As mentioned in the white paper as well, what you can do is enable Receive-Side Scaling (RSS) and this enables the windows VM to utilize all its assigned vCPUs when processing received packets. Your VM will wait to schedule all the vCPUs assigned, why not make use of all of them while you have ‘em. This can enhance your VMs performance. Not to mention multiple vCPU should only be assigned to a VM if the application supports it and assigning multiple vCPUs will enhance the VMs performance. In a highly taxed host, a VM with multiple vCPUs for no reason will only suffer.

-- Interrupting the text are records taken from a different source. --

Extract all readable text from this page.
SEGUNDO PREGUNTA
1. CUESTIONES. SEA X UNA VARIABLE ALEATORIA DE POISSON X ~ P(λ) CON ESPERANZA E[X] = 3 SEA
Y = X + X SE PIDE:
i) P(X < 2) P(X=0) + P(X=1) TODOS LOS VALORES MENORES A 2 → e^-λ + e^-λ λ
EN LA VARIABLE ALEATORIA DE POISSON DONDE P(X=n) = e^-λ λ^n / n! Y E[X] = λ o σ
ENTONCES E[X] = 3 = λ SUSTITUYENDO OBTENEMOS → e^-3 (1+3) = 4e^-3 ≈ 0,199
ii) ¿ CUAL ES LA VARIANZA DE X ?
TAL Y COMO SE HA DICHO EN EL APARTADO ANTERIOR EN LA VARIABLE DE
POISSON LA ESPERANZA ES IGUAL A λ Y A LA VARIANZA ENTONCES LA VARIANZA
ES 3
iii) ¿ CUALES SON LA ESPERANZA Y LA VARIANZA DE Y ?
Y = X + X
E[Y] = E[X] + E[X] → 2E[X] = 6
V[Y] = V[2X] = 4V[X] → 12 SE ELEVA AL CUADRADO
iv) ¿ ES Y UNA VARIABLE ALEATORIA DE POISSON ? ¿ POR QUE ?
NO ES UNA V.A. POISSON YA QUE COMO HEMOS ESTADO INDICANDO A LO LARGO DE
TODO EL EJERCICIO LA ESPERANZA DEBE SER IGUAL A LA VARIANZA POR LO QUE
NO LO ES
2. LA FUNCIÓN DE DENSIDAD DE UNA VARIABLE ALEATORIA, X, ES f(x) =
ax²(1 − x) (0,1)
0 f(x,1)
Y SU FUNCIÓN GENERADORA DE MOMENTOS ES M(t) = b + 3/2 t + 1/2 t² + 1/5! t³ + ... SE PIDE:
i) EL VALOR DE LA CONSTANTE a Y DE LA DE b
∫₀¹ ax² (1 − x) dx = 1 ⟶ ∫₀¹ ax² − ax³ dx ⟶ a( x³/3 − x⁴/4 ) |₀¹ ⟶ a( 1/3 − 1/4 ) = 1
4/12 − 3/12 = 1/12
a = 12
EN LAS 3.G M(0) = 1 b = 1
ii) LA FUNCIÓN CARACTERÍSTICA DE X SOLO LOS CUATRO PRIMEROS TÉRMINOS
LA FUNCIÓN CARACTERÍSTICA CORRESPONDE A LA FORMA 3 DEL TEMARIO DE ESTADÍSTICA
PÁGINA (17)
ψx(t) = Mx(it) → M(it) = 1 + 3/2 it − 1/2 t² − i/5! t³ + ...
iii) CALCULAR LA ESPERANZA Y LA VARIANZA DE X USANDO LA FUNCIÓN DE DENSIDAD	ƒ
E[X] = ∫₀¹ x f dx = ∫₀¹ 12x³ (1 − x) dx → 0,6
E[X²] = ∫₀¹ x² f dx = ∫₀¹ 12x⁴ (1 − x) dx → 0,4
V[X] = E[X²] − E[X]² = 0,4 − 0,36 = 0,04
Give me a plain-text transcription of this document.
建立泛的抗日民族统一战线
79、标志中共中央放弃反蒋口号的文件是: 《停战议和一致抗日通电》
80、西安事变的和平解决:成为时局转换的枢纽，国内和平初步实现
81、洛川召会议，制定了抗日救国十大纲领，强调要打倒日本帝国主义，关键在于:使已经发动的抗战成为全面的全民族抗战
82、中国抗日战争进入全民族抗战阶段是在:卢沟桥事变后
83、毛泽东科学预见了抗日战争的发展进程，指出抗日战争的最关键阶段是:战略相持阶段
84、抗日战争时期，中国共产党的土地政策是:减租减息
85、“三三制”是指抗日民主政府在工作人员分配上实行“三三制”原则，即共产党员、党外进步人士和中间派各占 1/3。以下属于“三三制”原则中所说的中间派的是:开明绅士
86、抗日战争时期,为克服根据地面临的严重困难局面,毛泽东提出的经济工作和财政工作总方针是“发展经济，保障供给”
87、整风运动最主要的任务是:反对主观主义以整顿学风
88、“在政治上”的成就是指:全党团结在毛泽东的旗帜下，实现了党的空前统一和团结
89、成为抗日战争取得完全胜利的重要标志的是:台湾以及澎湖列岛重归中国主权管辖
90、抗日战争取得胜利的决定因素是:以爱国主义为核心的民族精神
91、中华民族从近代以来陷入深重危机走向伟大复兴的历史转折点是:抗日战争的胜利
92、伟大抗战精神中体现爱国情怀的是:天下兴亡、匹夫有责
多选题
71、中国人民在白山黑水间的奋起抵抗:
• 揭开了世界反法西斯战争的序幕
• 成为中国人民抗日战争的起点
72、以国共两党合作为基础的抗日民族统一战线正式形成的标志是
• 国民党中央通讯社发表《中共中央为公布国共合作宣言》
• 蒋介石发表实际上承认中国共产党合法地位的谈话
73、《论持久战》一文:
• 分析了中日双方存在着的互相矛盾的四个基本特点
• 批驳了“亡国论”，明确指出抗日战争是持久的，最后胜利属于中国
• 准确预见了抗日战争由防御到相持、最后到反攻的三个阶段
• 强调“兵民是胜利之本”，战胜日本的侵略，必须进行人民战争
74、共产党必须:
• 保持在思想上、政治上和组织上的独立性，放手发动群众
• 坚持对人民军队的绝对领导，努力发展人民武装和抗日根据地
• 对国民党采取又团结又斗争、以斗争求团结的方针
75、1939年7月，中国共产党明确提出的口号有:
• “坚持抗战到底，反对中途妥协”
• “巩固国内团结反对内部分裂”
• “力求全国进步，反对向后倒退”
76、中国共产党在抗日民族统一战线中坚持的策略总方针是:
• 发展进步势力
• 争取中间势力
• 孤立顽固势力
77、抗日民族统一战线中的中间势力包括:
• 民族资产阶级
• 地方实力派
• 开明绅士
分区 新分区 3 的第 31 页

In a non RSS enabled windows VM where you see a spike in processor due to network utilization, you will notice adding another vCPU doesn’t solve your issue. What might happen is that if your single vCPU VM was at a 100% CPU utilization, now it will be at 50%. If you increase the vCPUs to 4, now the utilization will only be about 25%. But the performance is still the same. Whats going on? Only 1 vCPU is doing all the processing for received packets. ESXTOP will solve the mystry for you as well. By enabling RSS on this VM, you can benefit from using all the vCPUs assigned. Again, be sure that assigning more vCPUs is not causing scheduling issues in your environment. That will depend on how busy your host is.
You can find out if RSS is enabled by running netsh int tcp show global in the command line and it will show you the status.
Its enabled by default on Windows 2008 R2 and can be enabled on windows 2003 sp2 and up. You will also have to enable RSS in the driver setting for the VMXNET3 inside your VM and you are all set. You will need to use VMXNET3 to enable RSS, VMXNET2 will not cut it. Simple things like this can certainly assist in optimizing your environment and put you at ease with what lives in your cloud.